Le Pacs a 10 ans cette année, et depuis 10 ans, les citoyens de Polynésie française, de Nouvelle-Calédonie, de Mayotte, de Saint-Pierre-et-Miquelon et de Wallis-et-Futuna en sont exclus. À l'époque du vote de la loi, ce qui justifiait cette discrimination aux yeux du gouvernement, c'était le statut particulier des territoires d'outre-mer (aujourd'hui appelés collectivités d'outre-mer) en matières fiscale et sociale.

Pourtant, comme l'ont rappelé récemment l'Association de juristes en Polynésie française et l’association Vahine Orama, "le Pacs relève du domaine de l’état des personnes depuis sa refonte issue de la loi du 23 juin 2006 portant réforme des successions et des libéralités". La Halde a été saisie, et il y a quelques semaines, les associations Homo-Sphère, Gay-Union et Tjenbé Red ont écrit aux 23 députés représentant l'outre-mer: "Plus de 700000 de nos compatriotes en Nouvelle-Calédonie, en Polynésie française, à Mayotte et à Wallis-et-Futuna n’ont pas accès au pacte civil de solidarité: comment entendez-vous faciliter leur accès à ce droit?"

Un début de victoire semble se profiler, avec l'adoption sans souci par l'Assemblée nationale, de deux amendements au projet de loi pour le développement économique de l'outre-mer. Tous deux proposés par le député UMP calédonien Gaël Yanno, rapporteur de la commission des finances, ils ont pour effet de "permettre aux Calédoniens, aux Wallisiens et aux Futuniens de s’unir par le Pacs", comme l'a souligné M. Yanno au moment du vote.

Dans un communiqué du 10 avril, "Tjenbé Rèd se réjouit de cette avancée des outre-mer vers l’égalité républicaine et demande maintenant au Sénat de confirmer ces amendements. Par ailleurs, Tjenbé Rèd repose la question de l’extension du pacte civil de solidarité à la Polynésie française et à Mayotte: nous demandons au Parlement de ne pas oublier les populations de ces collectivités!"

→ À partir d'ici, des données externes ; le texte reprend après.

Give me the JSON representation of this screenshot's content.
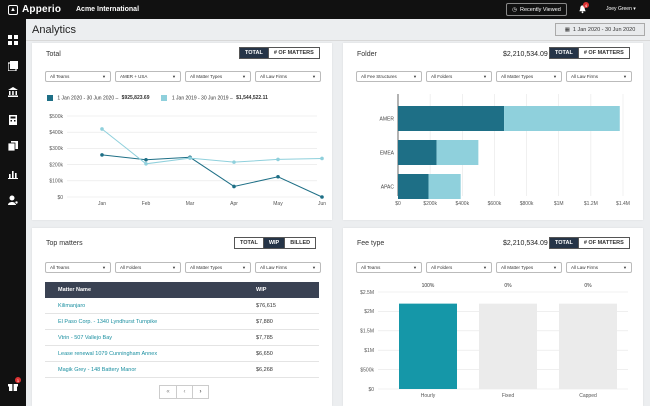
{
  "app": {
    "brand": "Apperio",
    "org": "Acme International",
    "recently_viewed": "Recently Viewed",
    "notification_count": "4",
    "user": "Joey Green",
    "sidebar_badge": "1"
  },
  "page": {
    "title": "Analytics",
    "date_range": "1 Jan 2020 - 30 Jun 2020"
  },
  "total_card": {
    "title": "Total",
    "toggle": [
      "TOTAL",
      "# OF MATTERS"
    ],
    "active": "TOTAL",
    "filters": [
      "All Teams",
      "AMER + USA",
      "All Matter Types",
      "All Law Firms"
    ],
    "legend": [
      {
        "range": "1 Jan 2020 - 30 Jun 2020",
        "amount": "$925,823.69",
        "color": "#1e6f86"
      },
      {
        "range": "1 Jan 2019 - 30 Jun 2019",
        "amount": "$1,544,522.11",
        "color": "#8fd0dc"
      }
    ]
  },
  "folder_card": {
    "title": "Folder",
    "amount": "$2,210,534.09",
    "toggle": [
      "TOTAL",
      "# OF MATTERS"
    ],
    "active": "TOTAL",
    "filters": [
      "All Fee Structures",
      "All Folders",
      "All Matter Types",
      "All Law Firms"
    ]
  },
  "top_matters_card": {
    "title": "Top matters",
    "toggle": [
      "TOTAL",
      "WIP",
      "BILLED"
    ],
    "active": "WIP",
    "filters": [
      "All Teams",
      "All Folders",
      "All Matter Types",
      "All Law Firms"
    ],
    "columns": [
      "Matter Name",
      "WIP"
    ],
    "rows": [
      {
        "name": "Kilimanjaro",
        "wip": "$76,615"
      },
      {
        "name": "El Paso Corp. - 1340 Lyndhurst Turnpike",
        "wip": "$7,880"
      },
      {
        "name": "Vtrin - 507 Vallejo Bay",
        "wip": "$7,785"
      },
      {
        "name": "Lease renewal 1079 Cunningham Annex",
        "wip": "$6,650"
      },
      {
        "name": "Magik Grey - 148 Battery Manor",
        "wip": "$6,268"
      }
    ],
    "pager": [
      "«",
      "‹",
      "›"
    ]
  },
  "fee_type_card": {
    "title": "Fee type",
    "amount": "$2,210,534.09",
    "toggle": [
      "TOTAL",
      "# OF MATTERS"
    ],
    "active": "TOTAL",
    "filters": [
      "All Teams",
      "All Folders",
      "All Matter Types",
      "All Law Firms"
    ]
  },
  "chart_data": [
    {
      "type": "line",
      "categories": [
        "Jan",
        "Feb",
        "Mar",
        "Apr",
        "May",
        "Jun"
      ],
      "series": [
        {
          "name": "1 Jan 2020 - 30 Jun 2020",
          "values": [
            260,
            230,
            245,
            65,
            125,
            0
          ],
          "color": "#1e6f86"
        },
        {
          "name": "1 Jan 2019 - 30 Jun 2019",
          "values": [
            420,
            205,
            240,
            215,
            232,
            238
          ],
          "color": "#8fd0dc"
        }
      ],
      "yticks": [
        "$0",
        "$100k",
        "$200k",
        "$300k",
        "$400k",
        "$500k"
      ],
      "ylim": [
        0,
        500
      ]
    },
    {
      "type": "bar",
      "orientation": "horizontal",
      "categories": [
        "AMER",
        "EMEA",
        "APAC"
      ],
      "series": [
        {
          "name": "current",
          "values": [
            660,
            240,
            190
          ],
          "color": "#1e6f86"
        },
        {
          "name": "previous",
          "values": [
            720,
            260,
            200
          ],
          "color": "#8fd0dc"
        }
      ],
      "xticks": [
        "$0",
        "$200k",
        "$400k",
        "$600k",
        "$800k",
        "$1M",
        "$1.2M",
        "$1.4M"
      ],
      "xlim": [
        0,
        1400
      ]
    },
    {
      "type": "bar",
      "categories": [
        "Hourly",
        "Fixed",
        "Capped"
      ],
      "values": [
        2.2,
        0,
        0
      ],
      "percent_labels": [
        "100%",
        "0%",
        "0%"
      ],
      "yticks": [
        "$0",
        "$500k",
        "$1M",
        "$1.5M",
        "$2M",
        "$2.5M"
      ],
      "ylim": [
        0,
        2.5
      ],
      "bar_color": "#1597a8",
      "empty_color": "#ebebeb"
    }
  ]
}
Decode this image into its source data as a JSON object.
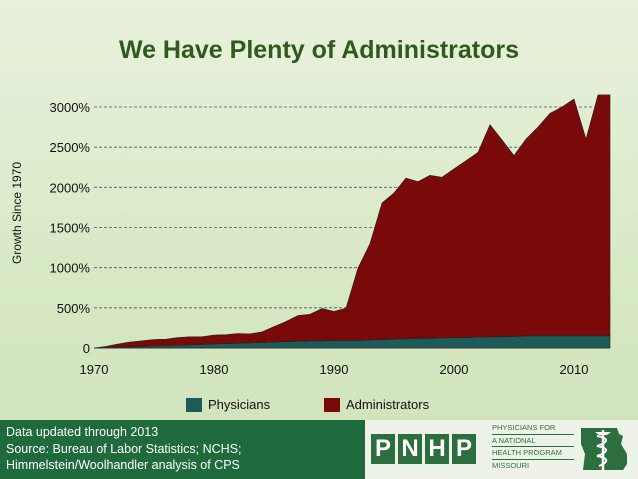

À noter par ailleurs que la Mairie de Rouen vient d'annoncer qu'elle accueillerait des cérémonies de Pacs. Pour Valérie Fourneyron, la députée-maire PS, "cette cérémonie ne cherche pas à compenser la loi, qui doit encore évoluer pour reconnaître l’égalité de tous les couples. Mais elle entend démontrer à tous les Rouennais qu’ils sont égaux dans leur maison commune qu’est l’hôtel de ville".